The venue’s doors were opened, inviting retired members of the regiment in 1998 to join, and was very successful attracting a paid-up membership of about 800 at its peak. “Yes, we had a very good lady cook at the time offering great food with whatever profits to be had going towards the regiment’s funds. Members pay just £10 a year and attendance then, was quite healthy.” It’s true, sufficient members regularly attending any club provide a good atmosphere keeping the place busy and buzzing, which apart good food being served, also helps to encourage individuals to visit their favourite meeting place more often for a snack or drink and a chat with their contemporaries, reminiscing about the ‘old days’, no doubt!
“What’s also important,” the Colonel asserts, “is the need to attract younger ex-servicemen. Those in their late 40s and 50s from all services not just from the Royal Gibraltar Regiment and invite serving individuals, as the older members begin to stay away or pass on.

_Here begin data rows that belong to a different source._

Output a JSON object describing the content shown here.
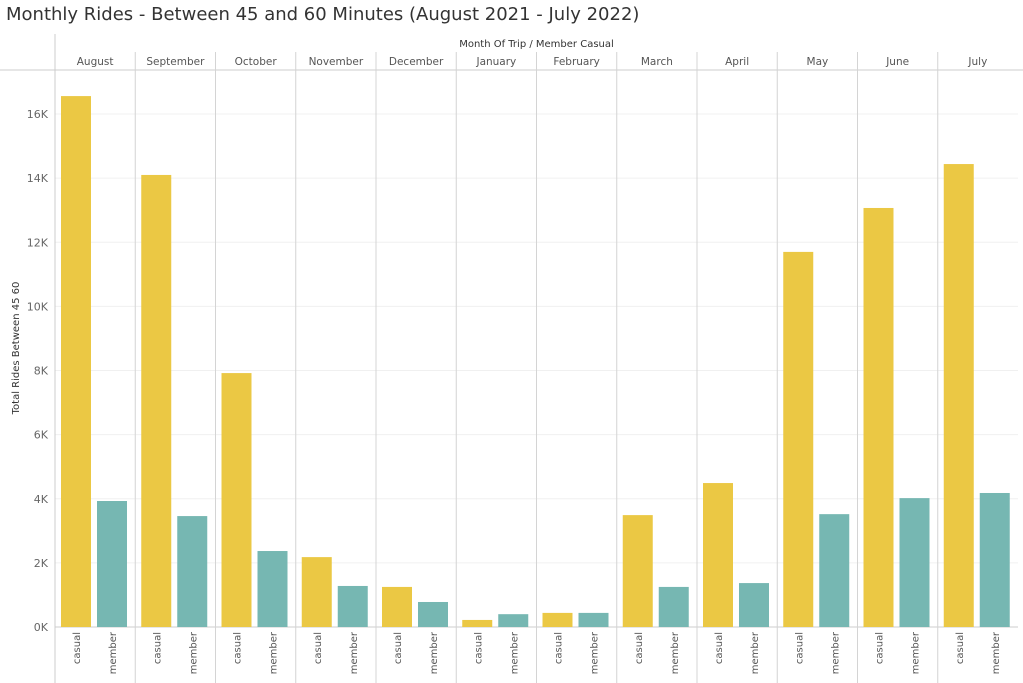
{
  "chart_data": {
    "type": "bar",
    "title": "Monthly Rides - Between 45 and 60 Minutes (August 2021 - July 2022)",
    "xlabel": "Month Of Trip  /  Member Casual",
    "ylabel": "Total Rides Between 45 60",
    "ylim": [
      0,
      17500
    ],
    "yticks": [
      {
        "v": 0,
        "label": "0K"
      },
      {
        "v": 2000,
        "label": "2K"
      },
      {
        "v": 4000,
        "label": "4K"
      },
      {
        "v": 6000,
        "label": "6K"
      },
      {
        "v": 8000,
        "label": "8K"
      },
      {
        "v": 10000,
        "label": "10K"
      },
      {
        "v": 12000,
        "label": "12K"
      },
      {
        "v": 14000,
        "label": "14K"
      },
      {
        "v": 16000,
        "label": "16K"
      }
    ],
    "categories": [
      "August",
      "September",
      "October",
      "November",
      "December",
      "January",
      "February",
      "March",
      "April",
      "May",
      "June",
      "July"
    ],
    "sub_categories": [
      "casual",
      "member"
    ],
    "colors": {
      "casual": "#EBC844",
      "member": "#76B7B2"
    },
    "series": [
      {
        "name": "casual",
        "values": [
          16560,
          14100,
          7920,
          2180,
          1250,
          220,
          440,
          3490,
          4490,
          11700,
          13070,
          14440
        ]
      },
      {
        "name": "member",
        "values": [
          3930,
          3460,
          2370,
          1280,
          780,
          400,
          440,
          1250,
          1370,
          3520,
          4020,
          4180
        ]
      }
    ],
    "grid": true
  }
}
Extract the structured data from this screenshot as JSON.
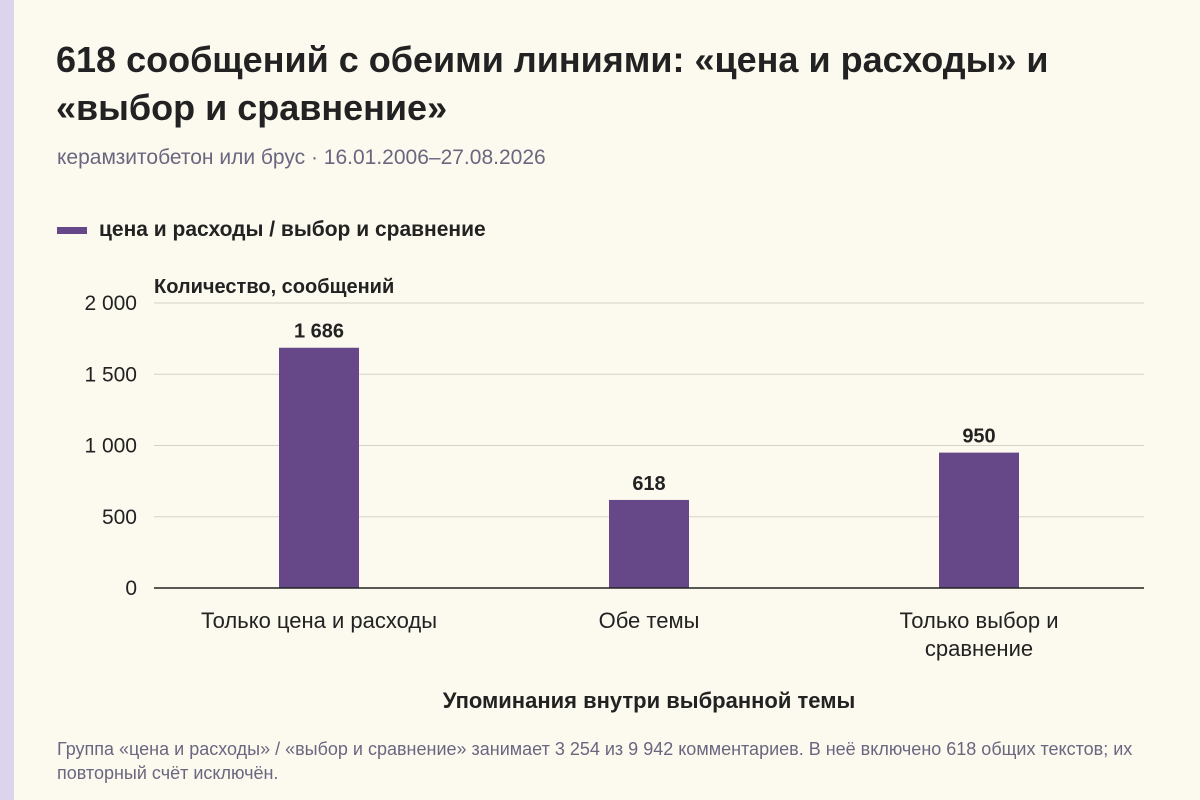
{
  "header": {
    "title": "618 сообщений с обеими линиями: «цена и расходы» и «выбор и сравнение»",
    "subtitle": "керамзитобетон или брус · 16.01.2006–27.08.2026"
  },
  "colors": {
    "bar": "#664788",
    "background": "#fcfaee",
    "grid": "#d5d2c8",
    "axis": "#222222",
    "stripe": "#dcd3ec"
  },
  "chart_data": {
    "type": "bar",
    "title": "618 сообщений с обеими линиями: «цена и расходы» и «выбор и сравнение»",
    "subtitle": "керамзитобетон или брус · 16.01.2006–27.08.2026",
    "categories": [
      [
        "Только цена и расходы"
      ],
      [
        "Обе темы"
      ],
      [
        "Только выбор и",
        "сравнение"
      ]
    ],
    "series": [
      {
        "name": "цена и расходы / выбор и сравнение",
        "values": [
          1686,
          618,
          950
        ]
      }
    ],
    "value_labels": [
      "1 686",
      "618",
      "950"
    ],
    "ylim": [
      0,
      2000
    ],
    "yticks": [
      0,
      500,
      1000,
      1500,
      2000
    ],
    "ytick_labels": [
      "0",
      "500",
      "1 000",
      "1 500",
      "2 000"
    ],
    "ylabel": "Количество, сообщений",
    "xlabel": "Упоминания внутри выбранной темы",
    "grid": true,
    "legend": "top-left"
  },
  "footnote": "Группа «цена и расходы» / «выбор и сравнение» занимает 3 254 из 9 942 комментариев. В неё включено 618 общих текстов; их повторный счёт исключён."
}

Paid-up membership now stands at just about 300! I also think we need to come up with ideas, change ways of doing things, organise events offering more choice, maybe invite wives to come along with their partners.” Col Brancato explains. “Additionally, the club needs refurbishing to bring it up-to-date giving it a more welcoming ambience.” Probably true to point out as well, that unlike the sport driven clubs which do attract a younger membership to practice the sport they’ve chosen, would also naturally encourage other members of their families and friends to join.
Running a club which ostensibly only has an attraction for the older members of our community – as in Senior Citizens’ Clubs, retired servicemen’s clubs and again, St Bernard’s Social Club and the Casino Calpe – is a clear indication that, as the Col says, there’s a need to come up with fresh ideas in order to boost membership and draw in other persons of a younger age and offer them activities that grab their attention whilst not abandoning the spirit and the underlying principles of the club… maybe a difficult marriage to hold together but perhaps a compromise would be the answer!
It’s clear diversity is the name of the game and with all that’s on offer these days with games, gadgets, mobiles, tablets and Netflix encouraging you to stay in, coming up with the goods to deliver a pleasant evening in good company at your chosen social club in today’s environment – pandemics playing their negative part also – requires a lot of thinking and putting ‘shoulders to the wheel’, strung together by a willing group of committee members genuinely wanting to do it, no less.
Thus, to those in charge, give it a thought, allow Covid to draw to a close, and get stuck in!